Inside City Hall
Inside City Hall: Whoops and hollers for civil servantry
Above: Crowd at City Hall today for the award of Baltimore’s best civil servants.
As the sedate center of municipal government, Baltimore City Hall is typically a place where swift-stepping suits converse in hushed voices as they pass through the marbled corridors of power.
For 45 minutes today, though, the building erupted in hollers and loud clapping as about 100 city employees gathered to celebrate the Richard A. Lidinsky Sr. Award for Excellence in Public Service.
Donald W. Heinbuch stepped forward as the winner of this year’s award.
Fulfilling what he said was a childhood dream, Heinbuch started working for the Baltimore City Fire Department at age 19.

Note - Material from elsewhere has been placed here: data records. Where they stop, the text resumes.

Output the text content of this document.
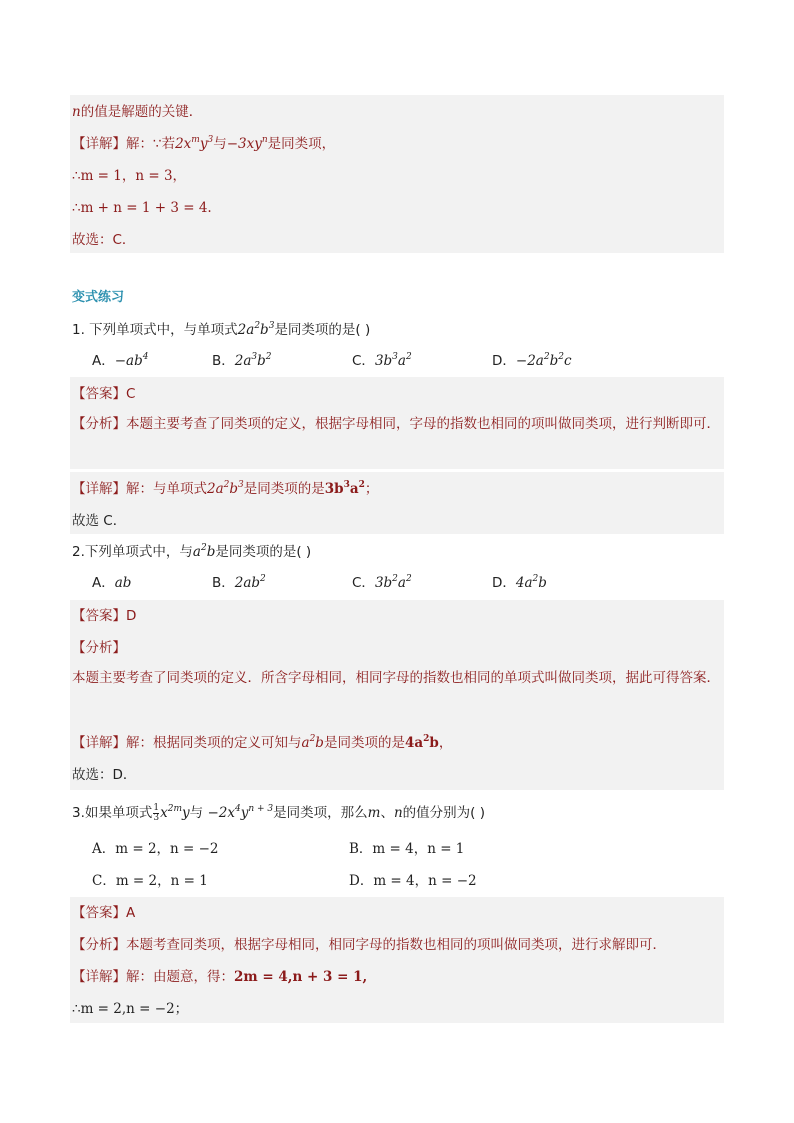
n的值是解题的关键．
【详解】解：∵若$2x^my^3$与$-3xy^n$是同类项，
∴m = 1，n = 3，
∴m + n = 1 + 3 = 4.
故选：C．
变式练习
1. 下列单项式中，与单项式$2a^2b^3$是同类项的是( )
A．$-ab^4$	B．$2a^3b^2$	C．$3b^3a^2$	D．$-2a^2b^2c$
【答案】C
【分析】本题主要考查了同类项的定义，根据字母相同，字母的指数也相同的项叫做同类项，进行判断即可．
【详解】解：与单项式$2a^2b^3$是同类项的是$3b^3a^2$；
故选 C．
2.下列单项式中，与$a^2b$是同类项的是( )
A．ab	B．$2ab^2$	C．$3b^2a^2$	D．$4a^2b$
【答案】D
【分析】
本题主要考查了同类项的定义．所含字母相同，相同字母的指数也相同的单项式叫做同类项，据此可得答案．
【详解】解：根据同类项的定义可知与$a^2b$是同类项的是$4a^2b$，
故选：D．
3.如果单项式 $\frac{1}{3} x^{2m}y$与 $-2x^4y^{n + 3}$是同类项，那么m、n的值分别为( )
A．m = 2，n = −2	B．m = 4，n = 1
C．m = 2，n = 1	D．m = 4，n = −2
【答案】A
【分析】本题考查同类项，根据字母相同，相同字母的指数也相同的项叫做同类项，进行求解即可．
【详解】解：由题意，得：2m = 4,n + 3 = 1,
∴m = 2,n = −2；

He retired last month as assistant chief of operations after 41 years of service.
Among his duties, Heinbuch was the incident commander of the 2001 Howard Street railroad tunnel fire and was in charge of many other major emergencies, “of which we have had a few,” Mayor Stephanie Rawlings-Blake joked.
Two runners-up were also cited in the ceremony: Francine Childs, assistant commissioner of school health at the Baltimore City Health Department, and Kevin Cleary, deputy director of the Mayor’s Office of Neighborhoods and Constituent Services.
Heinbuch picked up a handsome brass replica of the Battle Monument and $2,500. His name was unveiled on a plaque of awardees that hangs in the City Hall Rotunda.
The runners-up each received $1,000 and handshakes from the Mayor and City Comptroller Joan M. Pratt, plus those claps and hollers.
The award is named after Richard Lidinsky, the legendary deputy comptroller who wore the city’s seal on his tie clip as “a badge of honor.”
Lidinsky retired from city government in 1991.